The Vice Society ransomware group has claimed that it has breached the Hamburg University of Applied Sciences, two months after the institution disclosed a cyber incident.
The higher education and applied research institution is located in Hamburg, Germany. Formerly known as Fachhochschule Hamburg, the University was founded in 1970.
The Cyber Express tried to contact the university to inquire about the data breach. However, the contact form on HAW Hamburg’s website was inactive and the email services are apparently interrupted.
The victim note posted on the leak site of the threat group does not mention the amount of data exfiltrated or the ransom amount demanded.
The HAW Hamburg data breach notification
The HAW Hamburg breach notification on January 6 said that security incident was discovered on 29 December 2022. Hackers gained administrative access to central storage systems, encrypted several virtual platforms, and deleted the stored backups.

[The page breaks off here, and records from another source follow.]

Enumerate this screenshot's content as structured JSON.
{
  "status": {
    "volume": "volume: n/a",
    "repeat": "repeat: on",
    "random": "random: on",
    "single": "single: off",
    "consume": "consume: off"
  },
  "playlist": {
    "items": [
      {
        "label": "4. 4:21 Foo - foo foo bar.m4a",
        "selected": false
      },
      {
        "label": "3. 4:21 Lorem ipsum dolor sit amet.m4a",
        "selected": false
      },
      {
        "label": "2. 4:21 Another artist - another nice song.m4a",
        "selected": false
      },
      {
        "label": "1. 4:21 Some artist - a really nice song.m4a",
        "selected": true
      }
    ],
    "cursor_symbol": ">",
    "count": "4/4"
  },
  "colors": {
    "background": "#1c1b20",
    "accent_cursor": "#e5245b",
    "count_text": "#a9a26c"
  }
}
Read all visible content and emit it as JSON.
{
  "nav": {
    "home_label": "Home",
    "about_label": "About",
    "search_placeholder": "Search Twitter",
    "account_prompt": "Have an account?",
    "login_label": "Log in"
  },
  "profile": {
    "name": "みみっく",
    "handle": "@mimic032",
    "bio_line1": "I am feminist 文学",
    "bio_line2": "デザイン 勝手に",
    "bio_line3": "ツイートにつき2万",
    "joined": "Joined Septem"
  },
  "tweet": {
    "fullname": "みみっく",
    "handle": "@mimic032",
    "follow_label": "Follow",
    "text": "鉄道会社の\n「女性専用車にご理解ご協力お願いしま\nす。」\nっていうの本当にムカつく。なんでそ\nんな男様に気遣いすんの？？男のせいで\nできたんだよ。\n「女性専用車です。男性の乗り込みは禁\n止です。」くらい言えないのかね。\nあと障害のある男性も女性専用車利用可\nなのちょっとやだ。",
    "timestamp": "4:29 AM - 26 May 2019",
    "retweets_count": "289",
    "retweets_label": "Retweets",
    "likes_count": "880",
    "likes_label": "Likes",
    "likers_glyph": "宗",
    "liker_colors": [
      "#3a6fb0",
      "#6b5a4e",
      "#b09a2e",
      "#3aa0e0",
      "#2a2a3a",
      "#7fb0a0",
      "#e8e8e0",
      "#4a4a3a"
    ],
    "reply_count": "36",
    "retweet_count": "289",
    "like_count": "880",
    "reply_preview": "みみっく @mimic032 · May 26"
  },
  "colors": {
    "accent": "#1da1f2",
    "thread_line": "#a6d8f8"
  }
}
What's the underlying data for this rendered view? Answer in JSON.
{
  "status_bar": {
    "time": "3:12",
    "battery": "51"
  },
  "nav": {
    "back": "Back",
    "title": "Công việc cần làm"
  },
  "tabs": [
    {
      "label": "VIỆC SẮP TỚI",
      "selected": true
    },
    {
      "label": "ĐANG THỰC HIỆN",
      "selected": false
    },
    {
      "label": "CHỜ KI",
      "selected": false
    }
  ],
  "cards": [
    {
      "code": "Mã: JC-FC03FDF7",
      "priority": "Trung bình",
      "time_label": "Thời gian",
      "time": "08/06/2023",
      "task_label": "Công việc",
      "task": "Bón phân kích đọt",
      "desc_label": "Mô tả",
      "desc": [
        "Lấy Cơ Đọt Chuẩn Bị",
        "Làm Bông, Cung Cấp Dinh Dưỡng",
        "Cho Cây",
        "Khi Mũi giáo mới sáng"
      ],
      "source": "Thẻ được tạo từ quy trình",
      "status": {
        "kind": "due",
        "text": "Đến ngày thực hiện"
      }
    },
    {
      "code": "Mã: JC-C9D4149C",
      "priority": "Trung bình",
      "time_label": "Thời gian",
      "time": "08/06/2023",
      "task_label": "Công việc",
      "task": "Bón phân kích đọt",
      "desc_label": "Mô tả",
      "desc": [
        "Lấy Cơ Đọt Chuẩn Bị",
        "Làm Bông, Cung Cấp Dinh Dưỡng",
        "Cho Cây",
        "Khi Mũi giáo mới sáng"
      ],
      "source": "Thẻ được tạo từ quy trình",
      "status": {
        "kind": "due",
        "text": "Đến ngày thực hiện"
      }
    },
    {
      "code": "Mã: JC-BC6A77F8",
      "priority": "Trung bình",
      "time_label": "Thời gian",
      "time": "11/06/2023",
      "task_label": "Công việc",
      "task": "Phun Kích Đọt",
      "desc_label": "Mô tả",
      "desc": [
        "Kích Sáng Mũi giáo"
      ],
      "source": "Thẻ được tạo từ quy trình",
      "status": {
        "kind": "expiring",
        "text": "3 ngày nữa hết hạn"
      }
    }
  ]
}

“Based on what we know to date, the hackers used decentralized IT systems to manually work their way into HAW Hamburg’s central IT and security systems via the network,” said the disclosure.
“Using this path, they also obtained the administrative rights for the central storage systems and compromised the central data storage. They then used these administrative rights to begin encrypting various virtualized platforms and deleting stored backups.”
The university confirmed in the notification in compliance with article 34 of the GDPR regarding security incidents that after forensic analysis, it can be presumed that the following information may have been compromised and leaked:
- Usernames
- Cryptographically secured passwords
- Email addresses
- Phone numbers
- Details from affiliated university departments, and units
- Access privileges from teams and group memberships
- Any other text box information from self-service functions
The case is under investigation by the cybercrime division of the Landeskriminalamt.
Cyberattacks on the European education sector
“It is possible that additional information from areas outside the central university administration (faculties, departments, labs, etc.) have also been saved,” said the HAW Hamburg disclosure.
“A potential risk is that the leaked data could be misused,” it added. HAW Hamburg is the latest in the long list of European education institutions targeted by cybercriminals.
According to research by Check Point, the education and research sector witnessed a 114% increase in the last two years. The survey noted that the average weekly cyberattacks in the education and research sector in Europe decreased by -6%, and Germany also saw a decrease of -9%.
EURACTIVE Germany reports highlighted that institutions in the European Union are not well-prepared for the growing cyberattacks.
Bettina Jakobsen, who was in charge of the audit said, “The EU institutions, bodies, and agencies are attractive targets for potential attackers and especially for groups capable of carrying out technically sophisticated covert attacks for the purpose of cyber espionage and other malicious purposes.”
Moreover, there is a higher demand for better jurisdiction and implementation of cybersecurity framework as the European Union Agency for Cybersecurity (ENISA) and the IT Security Response Team (CERT-EU) are yet to buckle up to their highest required standards.
Germany and cyberattacks
In recent years, Germany has experienced multiple cyberattacks that have been claimed by Russia, including one in 2015 that targeted the Bundestag and the office of former Chancellor Angela Merkel.
Since Germany started supporting Ukraine with weapons deliveries and by introducing sanctions against Russia, cyber-attacks have peaked, in particular against energy providers and military organizations.
Days before the Vice Society disclosure on HAW Hamburg, Germany’s interior minister Nancy Faeser warned that Russia poses a significant danger to Germany due to its actions involving sabotage, disinformation, and spying attacks.
According to Faeser, Russian president Vladimir Putin is dedicating significant resources to cyber-attacks as a key part of his aggressive agenda. She also noted that the war has exacerbated cybersecurity concerns, and pro-Russia hackers’ attacks have risen.
The Federal Cybersecurity Agency (BSI), Germany, announced in January that key German administrations, including companies and airports, have been hit by cyberattacks, specifically distributed denial of service (DDoS) attacks.
The financial sector and federal government sites were also attacked, but no major consequences have been reported so far. The BSI spokesperson stated that identifying the source of such attacks is particularly difficult for hacker collectives.
The Baden-Württemberg regional police website was also targeted, and the investigation has been handed over to the police. According to Handelsblatt media group, the attacks were reportedly a retaliation against Berlin’s approval of the deployment of Leopard 2 tanks to Ukraine.